In May 2015 – three months after his mentor and political colleague Boris Nemtsov was shot dead on a bridge near the Kremlin – Kara-Murza was rushed to hospital in Moscow when his heartbeat suddenly surged and he started vomiting following lunch in a restaurant.

He was in a coma for a week and suffered kidney failure, saying after he had recovered in the US that it was difficult to ‘believe this was an accident’. Tests found an excess of heavy metals in his blood, although Russian authorities refused to investigate.

Two years later, he ended up in another coma on life support after a similar incident. Doctors and toxicology tests found his symptoms consistent with poisoning.

Bellingcat, the digital investigation group, found that in both instances he had been ‘systematically tailed’ by security operatives – including one individual who had allegedly been involved in the poisoning of anti-corruption campaigner Alexei Navalny, also since jailed by the Kremlin.

Afterwards, Kara-Murza moved his wife and children to Washington, telling me that he doubted he would survive a third attempt on his life. ‘I cannot stop eating and drinking,’ he said. ‘All I can do is move my family away from Russia.’

Kara-Murza’s wife Evgenia said yesterday the long prison term was ‘recognition’ of her husband’s work. ‘The sentence shows that they’re so afraid of him and they hate him so much for his consistency, for his courage, for his amazing bravery.’

But concerns over his health have grown recently after he suffered dramatic weight loss and spreading numbness in his hands and feet. Kara-Murza’s lawyer said the activist had polyneuropathy, caused by damage to the peripheral nerves on his limbs as a result of the poison attacks.

Navalny, who was attacked with the nerve agent Novichok three years ago, said in a statement yesterday that Kara-Murza was being persecuted as ‘revenge for the fact that he did not die’ after being poisoned.

He added that the trial was ‘illegal, unscrupulous and simply fascist’. Navalny has also been severely ill, with stomach pains and weight loss, after being sent to a top-security penal colony following his arrest on returning to Russia in January 2021.

‘It’s a sort of slow and methodical murder, happening in front of our eyes right now, with the whole world watching,’ said a member of his Anti-Corruption Foundation.

Kara-Murza became active in politics after meeting Nemtsov, a former deputy prime minister.

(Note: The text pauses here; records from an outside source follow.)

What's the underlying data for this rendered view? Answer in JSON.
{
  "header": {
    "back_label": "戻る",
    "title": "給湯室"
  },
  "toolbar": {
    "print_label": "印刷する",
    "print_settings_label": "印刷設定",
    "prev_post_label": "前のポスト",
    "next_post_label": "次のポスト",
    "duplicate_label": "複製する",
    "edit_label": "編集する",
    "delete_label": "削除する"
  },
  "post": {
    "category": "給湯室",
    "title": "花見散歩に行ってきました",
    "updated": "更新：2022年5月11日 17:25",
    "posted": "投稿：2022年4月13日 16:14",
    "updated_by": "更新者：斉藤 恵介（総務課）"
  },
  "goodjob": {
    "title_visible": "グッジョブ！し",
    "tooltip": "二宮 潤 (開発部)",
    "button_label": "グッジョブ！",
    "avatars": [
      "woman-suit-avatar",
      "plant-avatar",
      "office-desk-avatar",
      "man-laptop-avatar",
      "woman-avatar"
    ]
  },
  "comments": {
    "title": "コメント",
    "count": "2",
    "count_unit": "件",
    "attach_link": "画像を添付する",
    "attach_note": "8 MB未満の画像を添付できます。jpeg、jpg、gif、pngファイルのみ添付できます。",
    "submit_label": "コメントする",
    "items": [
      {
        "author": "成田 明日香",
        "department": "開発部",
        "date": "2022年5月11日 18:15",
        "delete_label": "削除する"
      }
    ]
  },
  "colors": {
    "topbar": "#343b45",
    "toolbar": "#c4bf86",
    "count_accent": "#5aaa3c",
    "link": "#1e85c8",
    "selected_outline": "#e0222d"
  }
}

The pair co-wrote an appeal for Putin to quit in 2010, then become key voices in the global campaign for the imposition of ‘Magnitsky sanctions’ on officials tied to human rights abuses.

The sanctions are named after Sergei Magnitsky, who was beaten to death in a Russian jail after exposing a £185 million tax fraud – and have been imposed on the judge in Kara-Murza’s case for his role in sentencing the lawyer.

When we last met, this likeable and brave man told me that he was ‘very optimistic’ for Russia’s future, explaining how he saw flight as a form of defeat. But that was before the war, before the Kremlin terror worsened – and before his jail sentence.

The activist had predicted his fate to the court. ‘I know the verdict,’ he said. ‘I knew it a year ago when I saw people in black uniforms and black masks running after my car in the rear-view mirror. Such is the price for speaking up in Russia today.’